“You have to figure out what your own aptitudes are. If you play games where other people have the aptitudes and you don't, you're going to lose. … And you've got to play within your own circle of competence.”

Charlie Munger Vice Chairman of Berkshire Hathaway

Circle of Competence

From a 1994 talk at USC Business School on what Munger called “worldly wisdom”. The talk survives as a transcript reprinted across the web (Farnam Street, Barry Ritholtz’s blog) rather than as an official USC publication; the two reprints agree word for word on the quoted text. Munger had just told his audience why Berkshire Hathaway, the company he ran with Warren Buffett, avoided the high-tech sector: they “feel like we’re at a big disadvantage in trying to understand the nature of technical developments”, so they stay out “based on our personal inadequacies”. The ellipsis in the quote trims two sentences: “And that’s as close to certain as any prediction that you can make. You have to figure out where you’ve got an edge.”

The example Munger builds the passage around is a plumbing contractor in Bemidji, a small city in northern Minnesota. Try to become the best tennis player in the world and the outcome is “hopeless”: “other people blow right by you”. Becoming “the best plumbing contractor in Bemidji” is, he estimated, “probably doable by two-thirds of you”. “It takes a will. It takes intelligence.” And time enough to master the trade.

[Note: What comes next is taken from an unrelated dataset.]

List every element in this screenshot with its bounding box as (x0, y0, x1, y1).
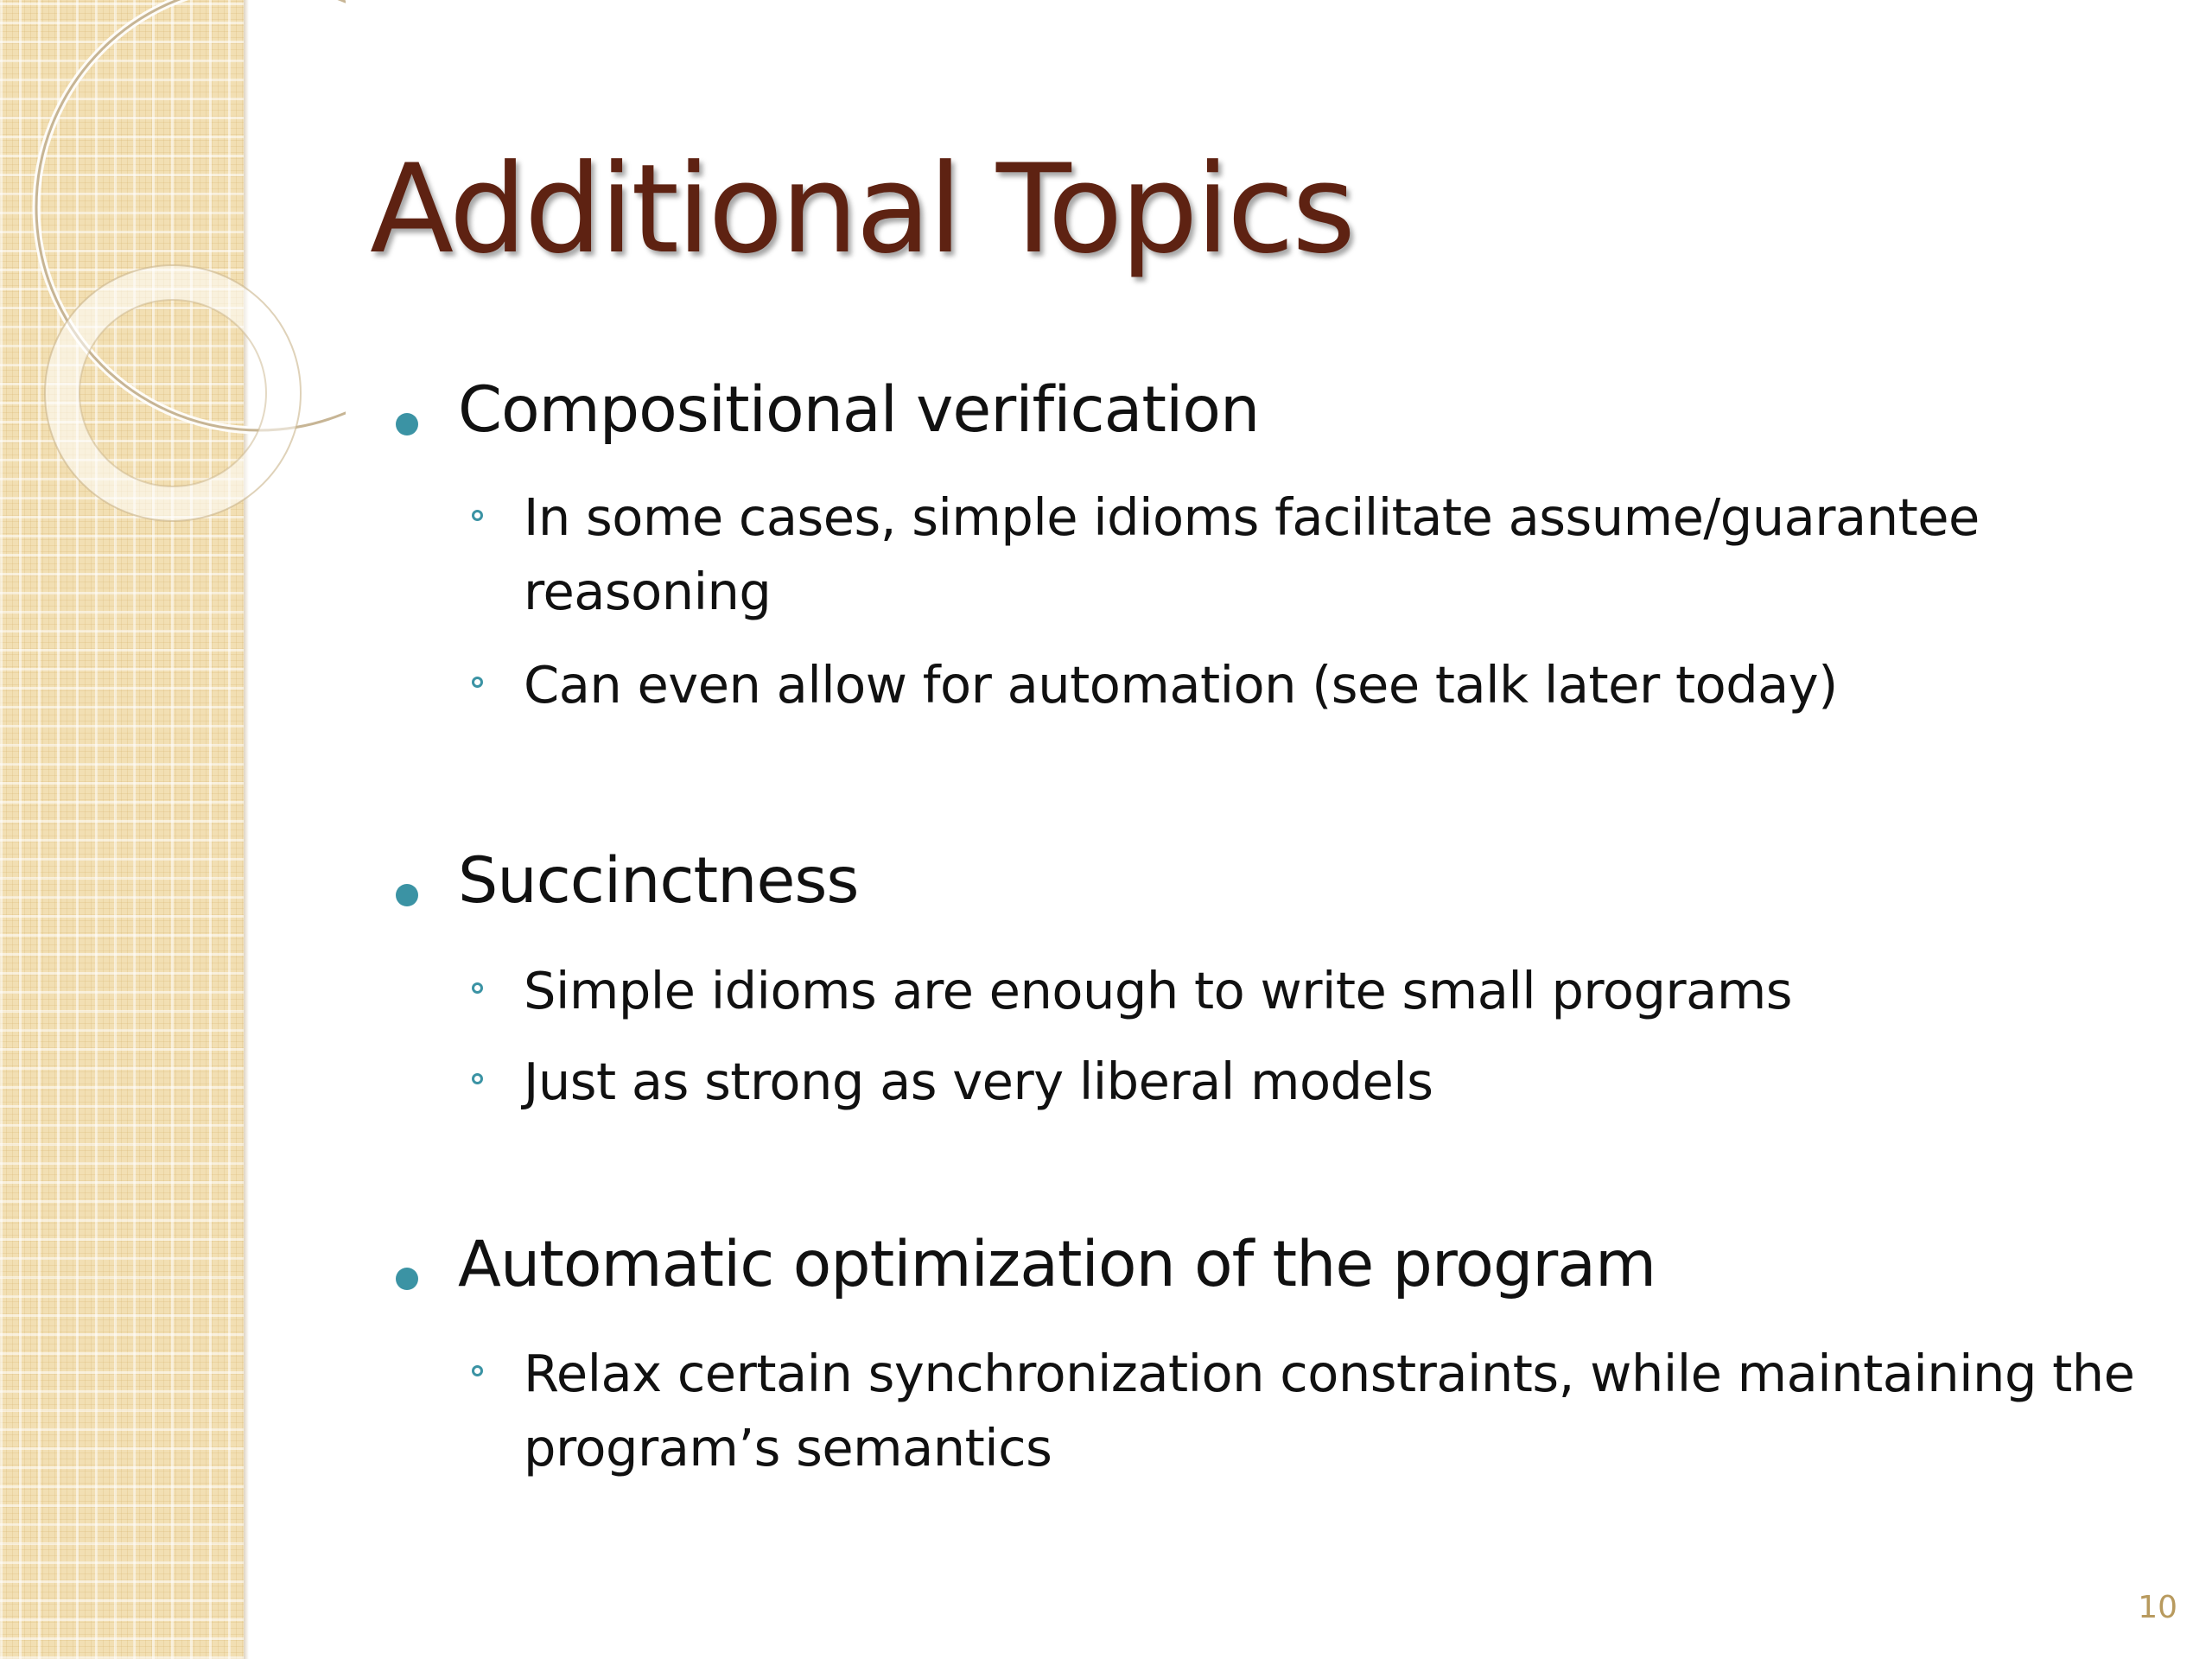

Both people in the example are trying to be the best at something, so this is not advice to want less. What separates them is the contest each entered: world-class tennis is a game “where other people have the aptitudes and you don’t”, the Bemidji plumbing crown a game where will and intelligence are enough. Munger added that the circle isn’t fixed (“some edges can be acquired”) and that he meant the example as more than investing advice: “the game of life to some extent for most of us is trying to be something like a good plumbing contractor in Bemidji.”